Cities and Disaster: Past, Present, and Future (Spring 2021)
Prof. Cary Karacas (Earth and Environmental Sciences, The Graduate Center; Political Science and Global Affairs, College of Staten Island)
Prof. Robin Kietlinski (History, LaGuardia Community College)
This team-taught, interdisciplinary course will focus on disasters faced by major urban centers across a broad span of time and place. Taught by a geographer and a historian who both specialize in the intersection of cities and crisis, the course will offer a unique perspective on critical issues that arise when cities and citizens are forced to endure a catastrophic event. The course will be divided into three thematic and chronological units: 1) PAST: The focus of this unit will be on the historic destruction and subsequent remaking of important urban centers such as Lisbon, Chicago, Chongqing, Dresden, and Tokyo as a result of earthquakes, fires, and wartime bombing; 2) PRESENT: Cities that have recently experienced destruction and reconstruction as a result of worsening climate conditions, with a sustained focus on New York City during and after Hurricane Sandy; and 3) FUTURE: An examination of cities in the Global South that are being and will continue to be impacted by environmental degradation, climate change, and diminishing resources such as water. We will interrogate differences between the concepts of “natural” versus “man-made” disasters, looking at specific case studies as we discuss how and why the line is not always a clear one.
Working in conjunction with the Graduate Center’s Teaching & Learning Center, we will have each of our students develop a single lecture that connects general concepts learned in the course to a specific example of a city impacted by disaster that they will research throughout the semester. Ideally, by the end of the semester, each student will have delivered their lecture to an undergraduate class (either an Urban Geography or Introduction to Geography course offered at the College of Staten Island, or a World History survey course at LaGuardia).

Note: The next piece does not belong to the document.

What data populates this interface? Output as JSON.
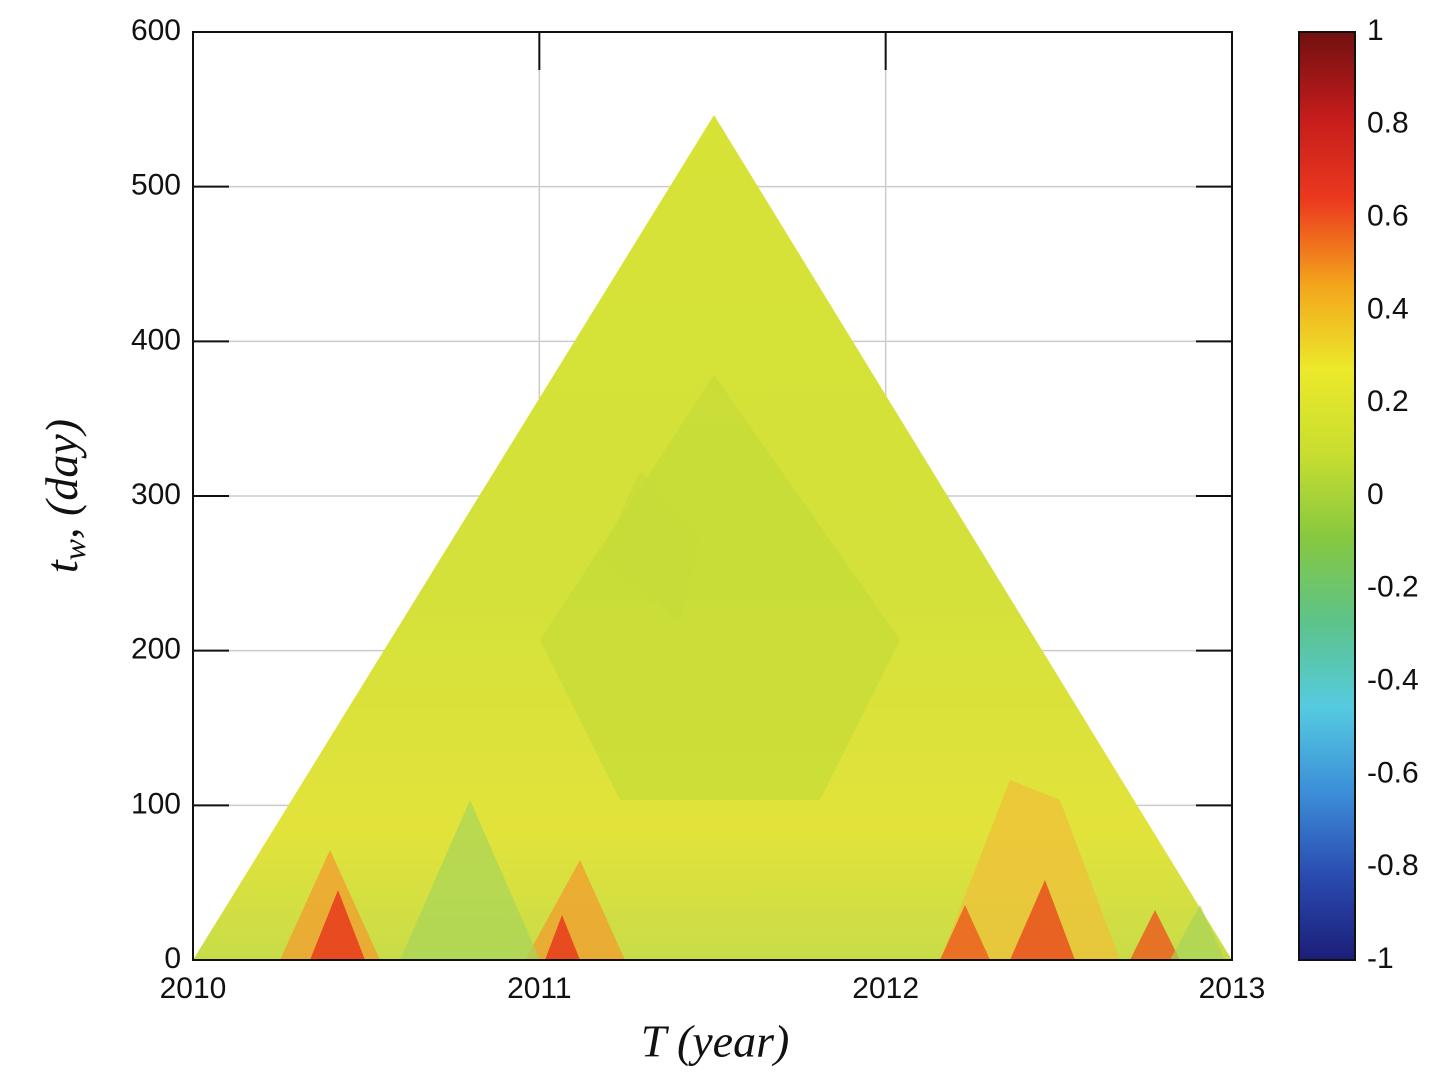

This course will contribute to diversity at the Graduate Center in a number of ways. Across our team-teaching partnership we will balance our work evenly, and anticipate a good working relationship as we both have prior experience in team teaching. Both instructors have worked in a team-teaching capacity in Japan, and Dr. Kietlinski has team-taught four semesters of World History at LaGCC with a PhD student from Columbia University’s South Asia Institute (in an innovative partnership that she established between LaGCC and Columbia in 2014). Structurally, our class at the Graduate Center will use pedagogical methods that ensure inclusion and equity such as open educational resources (discussed in the below section on pedagogical innovation). We will utilize an online platform to upload course materials in an effort to both offer greater access and to reduce ecological impact. Finally, the course content included in our syllabus will be diverse in terms of challenging a traditional Western canon. The third unit on future challenges to the Global South will be noteworthy in its inclusion of voices of scholars from India and other countries facing the most acute threats.